The ‘Pour Some Sugar On Me’ hitmaker thinks MTV having more of a focus on reality TV than music videos is partly to blame.
He told the Daily Star newspaper: "The only people selling records the way we used to are Adele and Taylor Swift.
"But the infrastructure isn’t laid out for them like it was for us. MTV was primed and ready to be picked like an apple in an orchard in the 80s – now it’s a reality TV channel."
Joe previously said that musicians nowadays spend too much time on Twitter, Instagram and Facebook, time which they could spend honing their songs, and he is "glad" the medium wasn’t around when the hard rock band started out in 1977.
He said: "I’m glad it wasn’t around when we started, purely because it gave us more opportunity to concentrate on what we really wanted to be.
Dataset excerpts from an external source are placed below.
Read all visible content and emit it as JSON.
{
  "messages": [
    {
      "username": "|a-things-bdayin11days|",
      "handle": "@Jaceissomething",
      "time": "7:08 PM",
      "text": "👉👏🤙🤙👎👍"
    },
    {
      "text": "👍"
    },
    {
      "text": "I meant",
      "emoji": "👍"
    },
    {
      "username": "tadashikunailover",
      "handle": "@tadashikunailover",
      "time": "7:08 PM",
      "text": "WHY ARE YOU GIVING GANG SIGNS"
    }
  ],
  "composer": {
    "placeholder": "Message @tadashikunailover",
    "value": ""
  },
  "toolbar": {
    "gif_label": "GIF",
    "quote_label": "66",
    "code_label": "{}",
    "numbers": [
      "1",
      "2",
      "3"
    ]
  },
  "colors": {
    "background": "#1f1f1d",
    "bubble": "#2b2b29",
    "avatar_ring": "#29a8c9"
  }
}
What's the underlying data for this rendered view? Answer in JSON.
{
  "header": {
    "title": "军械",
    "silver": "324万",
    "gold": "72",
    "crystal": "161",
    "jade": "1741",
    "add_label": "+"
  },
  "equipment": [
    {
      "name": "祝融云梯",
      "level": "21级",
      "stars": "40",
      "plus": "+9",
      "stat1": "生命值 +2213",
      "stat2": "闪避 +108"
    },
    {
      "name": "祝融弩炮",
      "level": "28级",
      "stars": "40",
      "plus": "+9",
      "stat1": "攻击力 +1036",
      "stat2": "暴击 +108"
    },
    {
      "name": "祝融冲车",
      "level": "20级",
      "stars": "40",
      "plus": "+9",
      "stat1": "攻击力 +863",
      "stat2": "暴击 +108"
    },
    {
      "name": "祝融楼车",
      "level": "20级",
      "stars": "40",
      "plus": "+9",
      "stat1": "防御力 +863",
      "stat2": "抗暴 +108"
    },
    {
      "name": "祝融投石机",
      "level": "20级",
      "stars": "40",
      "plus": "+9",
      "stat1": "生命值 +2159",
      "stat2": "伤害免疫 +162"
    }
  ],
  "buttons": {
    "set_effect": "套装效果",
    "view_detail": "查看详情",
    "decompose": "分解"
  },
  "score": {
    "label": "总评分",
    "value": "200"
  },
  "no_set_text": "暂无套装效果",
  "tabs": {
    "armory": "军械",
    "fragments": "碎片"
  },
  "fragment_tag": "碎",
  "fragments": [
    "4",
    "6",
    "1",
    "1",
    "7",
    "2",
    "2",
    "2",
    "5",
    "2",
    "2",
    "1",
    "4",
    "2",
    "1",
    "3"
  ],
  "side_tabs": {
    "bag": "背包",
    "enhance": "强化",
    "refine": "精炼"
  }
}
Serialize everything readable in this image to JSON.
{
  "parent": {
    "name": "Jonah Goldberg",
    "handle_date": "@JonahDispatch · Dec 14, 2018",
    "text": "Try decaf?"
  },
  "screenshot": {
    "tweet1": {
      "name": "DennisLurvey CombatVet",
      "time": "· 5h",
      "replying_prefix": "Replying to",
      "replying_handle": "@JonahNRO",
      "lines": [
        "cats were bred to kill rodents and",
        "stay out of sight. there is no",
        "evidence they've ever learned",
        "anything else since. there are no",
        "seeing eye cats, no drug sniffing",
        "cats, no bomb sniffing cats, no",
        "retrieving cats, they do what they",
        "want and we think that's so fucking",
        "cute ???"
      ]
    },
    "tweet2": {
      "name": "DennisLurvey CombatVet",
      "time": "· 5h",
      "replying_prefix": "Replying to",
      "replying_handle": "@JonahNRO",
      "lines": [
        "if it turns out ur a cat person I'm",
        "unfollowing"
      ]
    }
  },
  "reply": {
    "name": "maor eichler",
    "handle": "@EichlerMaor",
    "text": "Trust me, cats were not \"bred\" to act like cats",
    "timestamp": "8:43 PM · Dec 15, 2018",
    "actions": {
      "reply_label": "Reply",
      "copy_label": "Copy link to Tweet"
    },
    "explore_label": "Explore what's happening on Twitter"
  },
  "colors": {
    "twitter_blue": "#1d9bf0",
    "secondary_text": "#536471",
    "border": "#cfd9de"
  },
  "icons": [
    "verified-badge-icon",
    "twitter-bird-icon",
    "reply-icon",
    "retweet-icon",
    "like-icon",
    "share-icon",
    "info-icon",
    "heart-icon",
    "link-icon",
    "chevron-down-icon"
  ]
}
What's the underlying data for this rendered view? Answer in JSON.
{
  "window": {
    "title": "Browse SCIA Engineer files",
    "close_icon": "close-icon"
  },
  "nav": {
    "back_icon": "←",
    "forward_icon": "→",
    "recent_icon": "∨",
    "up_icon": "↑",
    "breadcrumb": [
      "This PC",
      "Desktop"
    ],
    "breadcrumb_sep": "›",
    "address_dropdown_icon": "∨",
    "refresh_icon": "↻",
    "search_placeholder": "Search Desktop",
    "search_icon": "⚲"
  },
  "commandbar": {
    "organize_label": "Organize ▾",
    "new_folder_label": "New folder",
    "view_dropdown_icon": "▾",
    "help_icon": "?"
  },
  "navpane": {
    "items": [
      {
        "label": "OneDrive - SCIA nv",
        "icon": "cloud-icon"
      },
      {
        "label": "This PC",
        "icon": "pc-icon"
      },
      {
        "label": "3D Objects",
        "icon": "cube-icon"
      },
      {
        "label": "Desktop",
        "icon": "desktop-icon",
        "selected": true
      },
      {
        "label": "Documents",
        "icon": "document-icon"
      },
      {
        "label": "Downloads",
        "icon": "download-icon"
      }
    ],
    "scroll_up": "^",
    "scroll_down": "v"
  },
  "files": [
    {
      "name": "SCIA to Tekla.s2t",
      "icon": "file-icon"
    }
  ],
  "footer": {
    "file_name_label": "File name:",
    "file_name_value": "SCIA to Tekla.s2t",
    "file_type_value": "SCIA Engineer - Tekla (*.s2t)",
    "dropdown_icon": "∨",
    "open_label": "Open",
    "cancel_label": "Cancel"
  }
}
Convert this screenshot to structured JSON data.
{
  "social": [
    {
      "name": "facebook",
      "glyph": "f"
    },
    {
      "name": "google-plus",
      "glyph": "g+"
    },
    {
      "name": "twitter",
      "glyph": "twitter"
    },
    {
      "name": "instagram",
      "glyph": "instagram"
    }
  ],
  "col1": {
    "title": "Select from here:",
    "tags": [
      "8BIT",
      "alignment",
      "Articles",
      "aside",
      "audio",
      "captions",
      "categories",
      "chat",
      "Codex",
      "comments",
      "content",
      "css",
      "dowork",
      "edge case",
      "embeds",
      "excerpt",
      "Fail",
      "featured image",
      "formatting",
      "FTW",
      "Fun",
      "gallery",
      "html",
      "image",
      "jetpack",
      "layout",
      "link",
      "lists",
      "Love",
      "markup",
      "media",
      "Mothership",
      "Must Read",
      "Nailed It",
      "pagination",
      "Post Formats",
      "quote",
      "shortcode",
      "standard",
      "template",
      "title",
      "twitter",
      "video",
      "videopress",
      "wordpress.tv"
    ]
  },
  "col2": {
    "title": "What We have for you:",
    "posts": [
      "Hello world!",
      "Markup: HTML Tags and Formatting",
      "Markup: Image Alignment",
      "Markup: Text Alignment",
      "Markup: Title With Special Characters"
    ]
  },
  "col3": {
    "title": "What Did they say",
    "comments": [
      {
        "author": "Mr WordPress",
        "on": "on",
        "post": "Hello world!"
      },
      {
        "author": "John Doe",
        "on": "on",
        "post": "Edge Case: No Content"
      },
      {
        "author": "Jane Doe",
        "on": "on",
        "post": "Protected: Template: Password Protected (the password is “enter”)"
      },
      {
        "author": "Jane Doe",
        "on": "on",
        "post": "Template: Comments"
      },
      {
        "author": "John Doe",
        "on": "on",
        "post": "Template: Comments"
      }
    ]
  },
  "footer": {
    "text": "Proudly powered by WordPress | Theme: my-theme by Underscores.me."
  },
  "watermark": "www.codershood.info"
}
It wasn’t, like, ‘We can’t rehearse today because we’ve got to answer all these questions.’ I think that actually is one of the reasons there aren’t so many bands coming through the way that we did – they have other tasks they have to perform that we didn’t."
The singer doesn’t think he’d have been "as good" a singer if he’d spent his time at the start of his career responding to tweets rather than rehearsing with his bandmates.
He continued: "We learned to play our instruments, we learned to sing, we learned to write songs together, and that was our only focus. Once we got that down, and then if other stuff comes in, you can probably split your time and manage to do both.
"For me, I’m not sure I would have been as good if I was starting off the way it is now. It would have been too much of an interference."